You can do trial and error for the next 24 hrs. or find the mathematical proof. It should be on google, as this is a common type of puzzle.

It’s impossible. This is covered by Euler’s Theorem in graph theory. It goes back to the 1700s. (Here and here). A graph (consisting of vertex points connected by line segments) cannot be traced without lifting the pencil if there are more than two odd vertices. A vertex is odd or even depending on how many line segments connect to it. In your graph, all three bottom vertices are odd (3, 5, 3). That makes it impossible.

It makes intuitive sense: An even vertex can be entered and exited again an integral number of times. An odd, vertex, however, must represent either the start or finish of thbe path. Where does that leave the 3rd vertex?

No, it’s not possible. I just worked on it for about 20 minutes. You can do the first house very easily, but not with the second one attatched.

@WillWorkForChocolate: It’s quicker to do the math apparently.

It is not possible and here is why:

If the graph is traceable, all vertices must have an even number of connections from it, except for possibly two of them. This is because you must both arrive and leave at every point except for the start and the end. You may visit each point any number of times, but since you must both arrive and leave (2 connections) each time you visit a vertex, the total number of connections for a transversed vertex is

2*(# of visits) = # of connections, an even number

If the start and the end are on different vertices, those two would have an odd number. This is a quick method of finding the start and finish vertices, by locating the two vertices with an odd number of connections. If the graph has more than two vertices with an odd number, then is not traceable. If one vertex is the start and a second is the end, then the others must be transversed and the above formula applies to the number of connections. For the formula to give the correct number of connections for those other odd vertices, we must have visited them a fractional number of times, which is not possible.
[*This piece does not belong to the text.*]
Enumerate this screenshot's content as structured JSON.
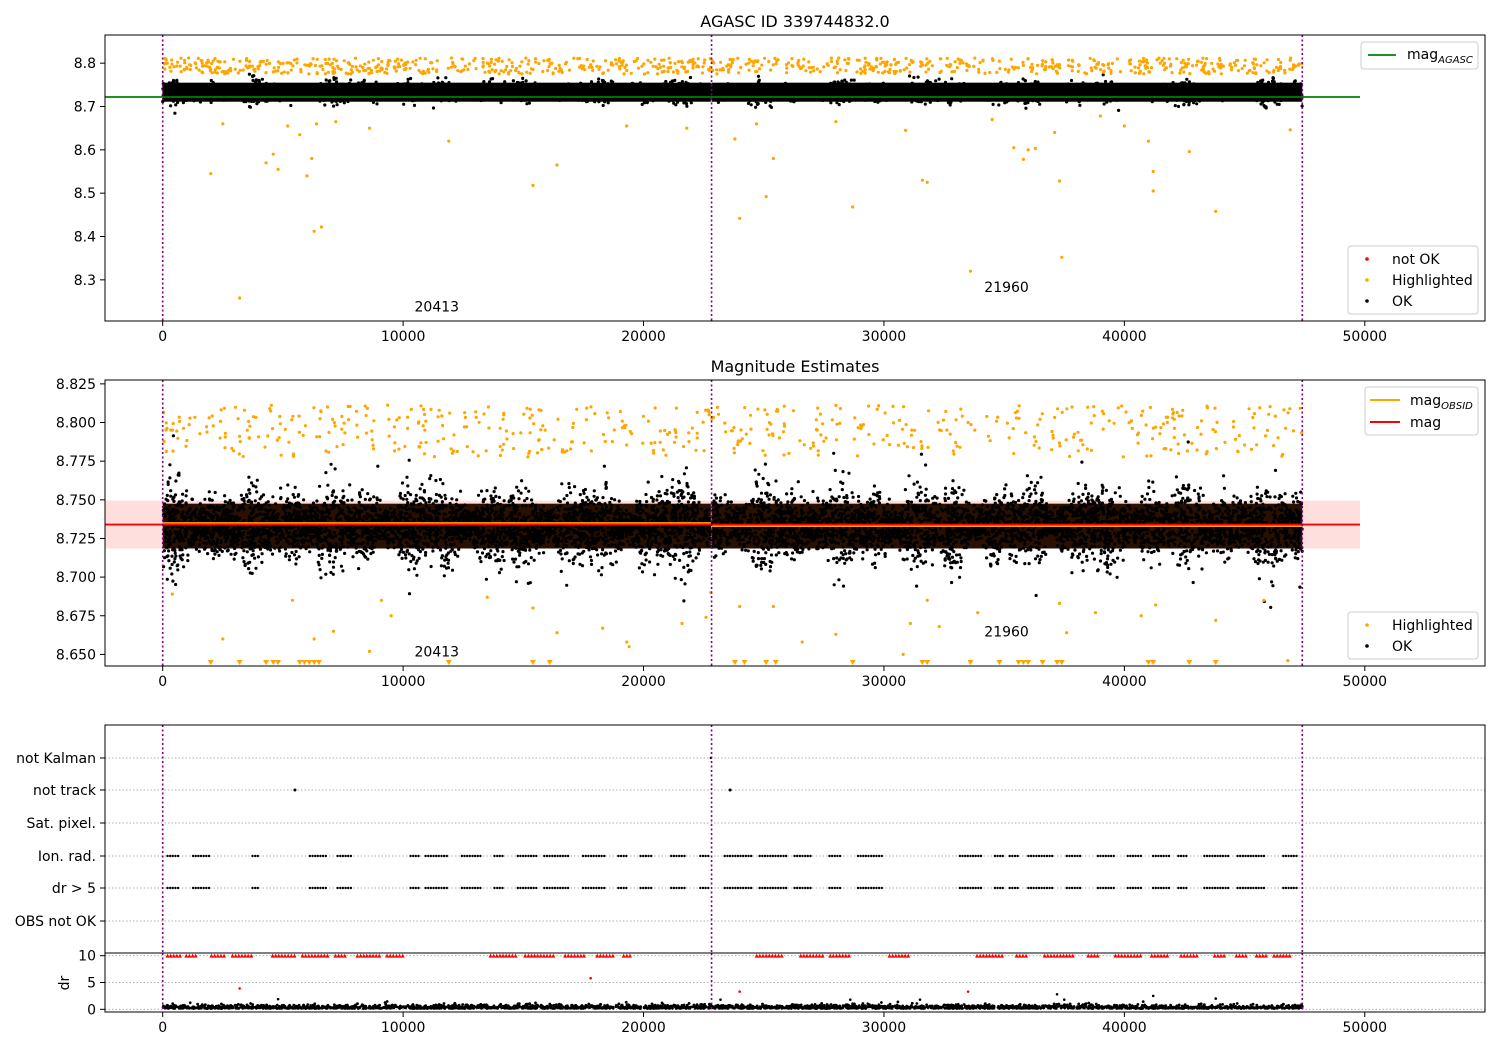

In the example, we have four vertices with an odd number of connections. These four points have 3, 3, 7, and 5 connections. If the two 3’s are the start and end, then we must have visited the vertex with 7 connections 3.5 times and the vertex with 5 connections 2.5 times, a logical impossibility.

Here’s a more fluffy answer for this specific drawing:

Three of the vertexes are odd. (the one connecting the two roofs, and the two outside bottom corners of the drawing)

So even if you chose one of them as your start point, and the other as your end point, you’re still gonna have that third one to deal with. And since it has an odd number of lines connecting to it, you will not be able to draw all those lines and still continue to your chosen end point.